I've noticed that even some people who have a fairly solid grasp of Korzybski's work continue to say and write 'Null-A' when referring to the 'A with a bar above it' which Korzybski used as an abbreviation for 'Non-Aristotelian'. However, understanding the confusion that so many people have had about Korzybski's take on Aristotle and aristotelian logic, it seems to me a mistake to use the term 'Null-A' when seriously referring to Korzybski's work.

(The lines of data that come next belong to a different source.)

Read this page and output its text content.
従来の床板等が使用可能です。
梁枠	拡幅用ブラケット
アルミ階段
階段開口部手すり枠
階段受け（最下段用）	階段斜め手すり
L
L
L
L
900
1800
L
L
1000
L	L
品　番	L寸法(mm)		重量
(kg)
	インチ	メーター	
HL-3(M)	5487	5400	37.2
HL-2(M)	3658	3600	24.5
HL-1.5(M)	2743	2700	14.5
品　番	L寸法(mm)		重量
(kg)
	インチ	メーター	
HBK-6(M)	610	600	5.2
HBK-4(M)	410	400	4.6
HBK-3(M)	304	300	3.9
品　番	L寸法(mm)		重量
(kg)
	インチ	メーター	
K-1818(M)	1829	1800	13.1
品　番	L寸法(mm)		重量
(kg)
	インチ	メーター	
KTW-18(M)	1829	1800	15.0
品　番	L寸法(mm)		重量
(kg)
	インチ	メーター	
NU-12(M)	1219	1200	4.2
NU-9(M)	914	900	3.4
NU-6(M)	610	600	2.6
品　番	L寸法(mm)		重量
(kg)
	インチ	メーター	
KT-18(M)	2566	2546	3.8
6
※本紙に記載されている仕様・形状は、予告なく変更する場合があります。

Neither Korzybski, nor any of his close students who taught for years at the Institute of General Semantics like Charlotte Read and Allen Walker Read, nor his students' students like Robert Pula, ever used the term 'Null-A' to refer to what Korzybski purposely called 'Non-Aristotelian'. Indeed, Pula, the lead lecturer at Institute seminars across four decades, specifically advised eschewing the term 'Null-A' except when talking about the titles of A.E. Van Vogt's science fiction works. As far as I know, the term 'Null-A' seems to have first been used by A.E. Van Vogt in his 1945 science fiction stories and the 1948 hardback novel published from those stories. Van Vogt specifically used the term 'null-A' to refer to Korzybski's symbolic abbreviation for 'non-aristotelian'. The original title of the book simply used the symbol, The World of [an A with a bar above it]. The book's title was changed to 'The World of Null-A' in later editions. In light of the science fiction origin of the term that Korzybski never used, why use it when seriously discussing his work?

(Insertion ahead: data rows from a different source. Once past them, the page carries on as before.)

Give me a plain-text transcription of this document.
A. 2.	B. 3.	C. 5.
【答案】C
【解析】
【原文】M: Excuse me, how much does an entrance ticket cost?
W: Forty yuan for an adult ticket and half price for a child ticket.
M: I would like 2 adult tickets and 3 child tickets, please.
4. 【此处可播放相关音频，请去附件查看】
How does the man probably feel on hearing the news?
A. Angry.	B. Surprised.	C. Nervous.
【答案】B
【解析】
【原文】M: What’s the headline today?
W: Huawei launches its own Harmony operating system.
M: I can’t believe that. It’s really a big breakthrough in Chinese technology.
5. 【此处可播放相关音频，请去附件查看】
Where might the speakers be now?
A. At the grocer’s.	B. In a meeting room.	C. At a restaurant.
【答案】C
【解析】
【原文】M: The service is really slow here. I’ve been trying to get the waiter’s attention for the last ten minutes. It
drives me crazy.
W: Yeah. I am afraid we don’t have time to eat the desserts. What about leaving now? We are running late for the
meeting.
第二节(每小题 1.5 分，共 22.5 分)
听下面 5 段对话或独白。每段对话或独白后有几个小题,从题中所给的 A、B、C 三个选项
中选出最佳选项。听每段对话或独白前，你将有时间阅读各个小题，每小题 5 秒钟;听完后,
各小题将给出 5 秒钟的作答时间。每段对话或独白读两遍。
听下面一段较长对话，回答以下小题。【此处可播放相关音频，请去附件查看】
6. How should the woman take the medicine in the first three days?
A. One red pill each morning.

Korzybski stated in numerous places that he did not intend non-aristotelian as 'anti'-aristotelian. Contrariwise, 'null' tends to get interpreted as negation, absence, elimination, anti-, etc. Since the socio-cultural-historical 'baggage' of a term can influence those who use it and hear it (what I have called elsewhere the 'neuro-linguistic undertow' of a term), it seems to just increase the probablity of misunderstanding to use 'Null-A' when seriously writing about or teaching Korzybski's system.

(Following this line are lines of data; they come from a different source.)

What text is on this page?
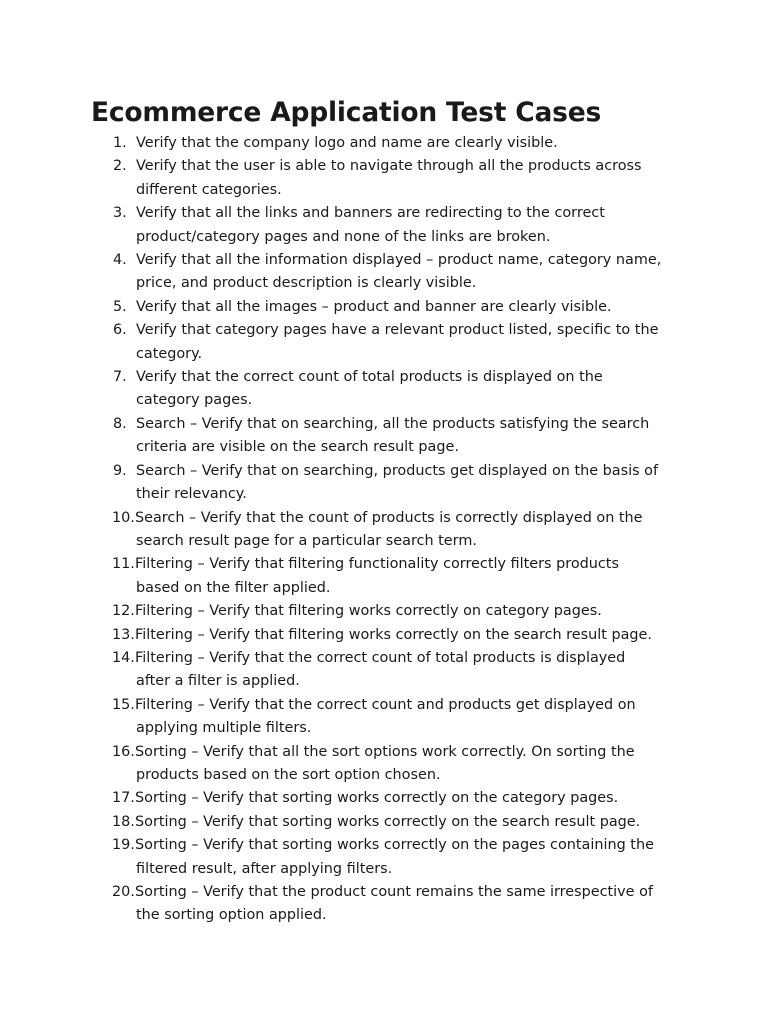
Ecommerce Application Test Cases
1. Verify that the company logo and name are clearly visible.
2. Verify that the user is able to navigate through all the products across
different categories.
3. Verify that all the links and banners are redirecting to the correct
product/category pages and none of the links are broken.
4. Verify that all the information displayed – product name, category name,
price, and product description is clearly visible.
5. Verify that all the images – product and banner are clearly visible.
6. Verify that category pages have a relevant product listed, specific to the
category.
7. Verify that the correct count of total products is displayed on the
category pages.
8. Search – Verify that on searching, all the products satisfying the search
criteria are visible on the search result page.
9. Search – Verify that on searching, products get displayed on the basis of
their relevancy.
10. Search – Verify that the count of products is correctly displayed on the
search result page for a particular search term.
11. Filtering – Verify that filtering functionality correctly filters products
based on the filter applied.
12. Filtering – Verify that filtering works correctly on category pages.
13. Filtering – Verify that filtering works correctly on the search result page.
14. Filtering – Verify that the correct count of total products is displayed
after a filter is applied.
15. Filtering – Verify that the correct count and products get displayed on
applying multiple filters.
16. Sorting – Verify that all the sort options work correctly. On sorting the
products based on the sort option chosen.
17. Sorting – Verify that sorting works correctly on the category pages.
18. Sorting – Verify that sorting works correctly on the search result page.
19. Sorting – Verify that sorting works correctly on the pages containing the
filtered result, after applying filters.
20. Sorting – Verify that the product count remains the same irrespective of
the sorting option applied.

Needless to say—but better to say it—Korzybski had no interest at all in 'nullifying' Aristotle's logic. For him, aristotelian logic remained useful where it applies. He didn't want to do away with it. He simply didn't think that it, or rather the underlying structural assumptions about the world that tend to accompany it, should be used as a general orientation for life. General orientation, cultural and personal. That—not 'logic'—mainly concerned him.